Depuis qu’on surnomme Paris « La Belle Endormie », tout se passe comme si la vie nocturne s’était entendue sur une chose : prendre le surnom comme un concept et tâcher de faire profil bas au cas où la ville aurait le sommeil léger. Si quelques insomniaques ont promis des lendemains qui chantent, rares sont ceux qui sont arrivés à sortir la capitale du coma. Bien sûr, certains y parviennent. Et restent paradoxalement ceux que l’on voit le moins.
Dans le 10ème arrondissement, un nouveau foyer de résistance a en tout cas choisi de la jouer finaud. Sur les murs, des tags, des posters de groupes indé et des affiches 4 par 3 contre l’oubli du génocide arménien. Il faut donc passer la porter pour lire ce qui n’est pas marqué sur la devanture : « Le Syndicat ». À l’intérieur tout brille : le bar, les rideaux dorés, les tables et même Romain, l’un des deux associés syndiqués, qui reçoit comme on a l’habitude de le faire dans le quartier : en basket, et avec une barbe de 7 jours. Romain Le Mouellic, 29 ans, m’explique que depuis 6 mois, il fait vivre une organisation de défense des spiritueux français. En clair, un établissement qui a décidé de redonner vie aux alcools de France.
La devanture est une couverture. Un trompe-l’oeil hérité des Speakeasy - ces bars clandestins de l’Amérique de la prohibition – qui n’a d’autre intérêt que celui d’attirer l’attention. La vérité, au Syndicat, se trouve au bar qui déclare son soutien aux spiritueux français avec des cocktails. Assis à table avec celui qui fait la fierté de la maison, le « Premier mai » (bas-Armagnac, vins d’Arbois Savagnin, sirop pomme cannelle et citrons frais pressés), je demande à Romain comment il est devenu patriote. « Le Cognac, l’Armagnac, le Calvados sont pénalisés par des valeurs négatives dans l’esprit des gens. Ils ont un côté ringard dont la consommation est directement associée aux fêtes de familles, avec le grand-père. Nous on est là pour changer ça », répond-t-il. Selon lui, cette image d’Épinal n’est rien d’autre que le produit d’une fausse tradition, conservée dans l’idée que ces alcools ne sont rien d’autre que des digestifs qui font passer un gros gueuleton. « Ça n’a pas lieu d’être, renchérit Romain. En Chine, les alcools français sont consommés lors d’occasions festives. Aux États-Unis, on en boit en boîte. »
Jay-Z dans le Cognac
C’est en observant Ludacris et Jay-Z investir dans les terres de Cognac (Charentes) que Romain et Sullivan, le bar-tender derrière toutes les créations de la maison, décident de mettre des billes dans le projet. Première impulsion ? Rendre ses lettres de noblesse aux cocktails français, trop en retard dans le domaine. « On essaie de changer les modes de consommation avec une approche très pédagogique. Notre carte est conçue comme un chemin éducatif vers des choses qui sont tombées aux oubliettes», précise Romain. Byrrh, sirop de Chouchen, Bitter du Maquis, Bonal... autant de plaisirs trop vite oubliés. Un cocktail vous coûtera 12 euros mais pour huit euros de plus, l’établissement propose un « flight », soit un voyage parmi trois petits verres de dégustation qui vont de l’Armagnac au Cognac, en passant par des eaux de vie traditionnelles françaises.

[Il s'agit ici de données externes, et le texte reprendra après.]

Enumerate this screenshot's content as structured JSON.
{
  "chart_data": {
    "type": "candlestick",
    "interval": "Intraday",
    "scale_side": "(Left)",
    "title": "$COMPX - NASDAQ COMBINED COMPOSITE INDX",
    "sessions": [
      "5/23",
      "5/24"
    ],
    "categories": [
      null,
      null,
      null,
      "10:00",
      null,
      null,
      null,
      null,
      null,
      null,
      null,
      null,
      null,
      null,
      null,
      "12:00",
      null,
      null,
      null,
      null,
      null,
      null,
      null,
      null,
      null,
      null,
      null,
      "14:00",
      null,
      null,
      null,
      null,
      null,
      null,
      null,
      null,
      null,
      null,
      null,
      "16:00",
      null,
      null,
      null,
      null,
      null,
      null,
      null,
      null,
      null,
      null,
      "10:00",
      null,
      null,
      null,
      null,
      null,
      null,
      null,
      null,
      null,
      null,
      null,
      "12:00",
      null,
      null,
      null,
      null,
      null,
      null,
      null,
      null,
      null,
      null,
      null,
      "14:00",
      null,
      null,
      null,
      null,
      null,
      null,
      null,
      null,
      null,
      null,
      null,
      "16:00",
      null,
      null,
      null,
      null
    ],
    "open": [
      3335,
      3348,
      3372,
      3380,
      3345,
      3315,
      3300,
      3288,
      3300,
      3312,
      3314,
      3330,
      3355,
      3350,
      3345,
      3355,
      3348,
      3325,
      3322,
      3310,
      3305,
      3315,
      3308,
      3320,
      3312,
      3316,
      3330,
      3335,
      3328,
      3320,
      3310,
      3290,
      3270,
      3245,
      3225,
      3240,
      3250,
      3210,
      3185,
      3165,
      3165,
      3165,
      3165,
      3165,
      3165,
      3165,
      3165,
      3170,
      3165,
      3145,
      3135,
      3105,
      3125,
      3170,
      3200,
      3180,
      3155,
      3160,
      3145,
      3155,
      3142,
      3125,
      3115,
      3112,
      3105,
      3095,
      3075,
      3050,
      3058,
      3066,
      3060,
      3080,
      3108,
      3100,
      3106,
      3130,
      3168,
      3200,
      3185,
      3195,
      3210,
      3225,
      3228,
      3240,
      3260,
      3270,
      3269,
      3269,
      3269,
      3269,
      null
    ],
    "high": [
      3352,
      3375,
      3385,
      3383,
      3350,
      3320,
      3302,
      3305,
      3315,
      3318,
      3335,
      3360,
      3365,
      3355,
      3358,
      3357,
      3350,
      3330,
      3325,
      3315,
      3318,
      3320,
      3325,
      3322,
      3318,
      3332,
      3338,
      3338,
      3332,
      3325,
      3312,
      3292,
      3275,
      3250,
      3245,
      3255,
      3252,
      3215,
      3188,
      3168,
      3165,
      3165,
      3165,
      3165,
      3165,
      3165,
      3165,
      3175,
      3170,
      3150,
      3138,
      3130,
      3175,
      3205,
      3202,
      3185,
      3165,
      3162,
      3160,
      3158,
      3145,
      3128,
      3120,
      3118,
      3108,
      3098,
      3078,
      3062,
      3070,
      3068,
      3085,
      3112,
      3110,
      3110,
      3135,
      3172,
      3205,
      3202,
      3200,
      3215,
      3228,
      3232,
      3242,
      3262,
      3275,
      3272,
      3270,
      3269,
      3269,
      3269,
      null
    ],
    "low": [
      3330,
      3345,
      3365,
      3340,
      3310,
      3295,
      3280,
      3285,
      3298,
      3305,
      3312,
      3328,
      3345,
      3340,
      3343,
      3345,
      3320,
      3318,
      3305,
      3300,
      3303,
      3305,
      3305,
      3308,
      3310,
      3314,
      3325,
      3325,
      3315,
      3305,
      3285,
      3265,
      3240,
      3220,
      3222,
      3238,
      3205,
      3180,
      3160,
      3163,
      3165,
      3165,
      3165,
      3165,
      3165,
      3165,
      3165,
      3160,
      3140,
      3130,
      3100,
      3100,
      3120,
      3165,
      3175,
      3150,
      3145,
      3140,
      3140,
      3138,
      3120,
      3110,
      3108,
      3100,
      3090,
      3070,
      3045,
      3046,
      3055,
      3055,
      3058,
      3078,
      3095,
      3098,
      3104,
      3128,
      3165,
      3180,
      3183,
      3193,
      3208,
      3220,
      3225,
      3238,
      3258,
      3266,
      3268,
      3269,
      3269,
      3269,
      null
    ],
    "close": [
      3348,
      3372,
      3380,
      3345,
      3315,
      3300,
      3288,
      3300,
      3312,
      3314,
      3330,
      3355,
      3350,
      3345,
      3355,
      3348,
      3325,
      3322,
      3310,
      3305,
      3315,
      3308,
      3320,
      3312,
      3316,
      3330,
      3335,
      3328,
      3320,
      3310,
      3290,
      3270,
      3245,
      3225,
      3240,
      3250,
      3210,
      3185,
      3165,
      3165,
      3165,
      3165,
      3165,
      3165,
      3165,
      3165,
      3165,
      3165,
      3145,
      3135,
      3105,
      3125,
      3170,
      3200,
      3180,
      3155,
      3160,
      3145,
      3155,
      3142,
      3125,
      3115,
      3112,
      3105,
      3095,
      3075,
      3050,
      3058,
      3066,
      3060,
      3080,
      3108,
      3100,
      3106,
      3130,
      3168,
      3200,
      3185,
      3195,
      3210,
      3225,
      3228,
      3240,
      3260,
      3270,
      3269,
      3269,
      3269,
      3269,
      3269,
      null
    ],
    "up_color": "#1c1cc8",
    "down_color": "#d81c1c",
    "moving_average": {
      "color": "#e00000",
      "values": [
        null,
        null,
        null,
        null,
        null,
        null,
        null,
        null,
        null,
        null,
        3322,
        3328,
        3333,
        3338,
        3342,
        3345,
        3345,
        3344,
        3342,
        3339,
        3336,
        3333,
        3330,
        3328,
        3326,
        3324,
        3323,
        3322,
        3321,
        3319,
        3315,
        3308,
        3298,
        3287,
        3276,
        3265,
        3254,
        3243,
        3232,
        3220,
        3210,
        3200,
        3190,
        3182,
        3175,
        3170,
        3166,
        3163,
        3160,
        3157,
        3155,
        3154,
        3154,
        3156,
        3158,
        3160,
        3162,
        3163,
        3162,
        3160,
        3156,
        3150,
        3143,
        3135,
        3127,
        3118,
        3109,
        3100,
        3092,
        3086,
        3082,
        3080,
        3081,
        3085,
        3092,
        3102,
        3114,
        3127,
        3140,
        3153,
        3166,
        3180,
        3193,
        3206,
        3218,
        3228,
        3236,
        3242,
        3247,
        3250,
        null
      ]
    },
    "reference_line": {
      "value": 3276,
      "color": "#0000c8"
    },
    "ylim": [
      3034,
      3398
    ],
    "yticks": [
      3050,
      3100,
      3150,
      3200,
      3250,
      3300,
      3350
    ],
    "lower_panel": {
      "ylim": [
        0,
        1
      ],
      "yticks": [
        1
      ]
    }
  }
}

Si Le Syndicat entend remettre les alcools français au goût du jour, ses patrons sont résolument tournés vers la modernité. « Ici, on est pas dans un bar huppé où l’on se regarde de bas en haut. On consomme dans un endroit cool, festif, en écoutant du hip-hop », clame Romain sur un beat de bombe. Selon lui, c’est même la signature de l'établissement qui fait partie des deux seuls bars parisiens à partager la passion des coquetels. De quoi confirmer que dans une ville endormie, caché dans l’une des rues les plus passantes du 10ème arrondissement, l’organisation de défense des spiritueux français reste surtout un îlot de résistance. Et si on tenait là, le vrai Printemps français ?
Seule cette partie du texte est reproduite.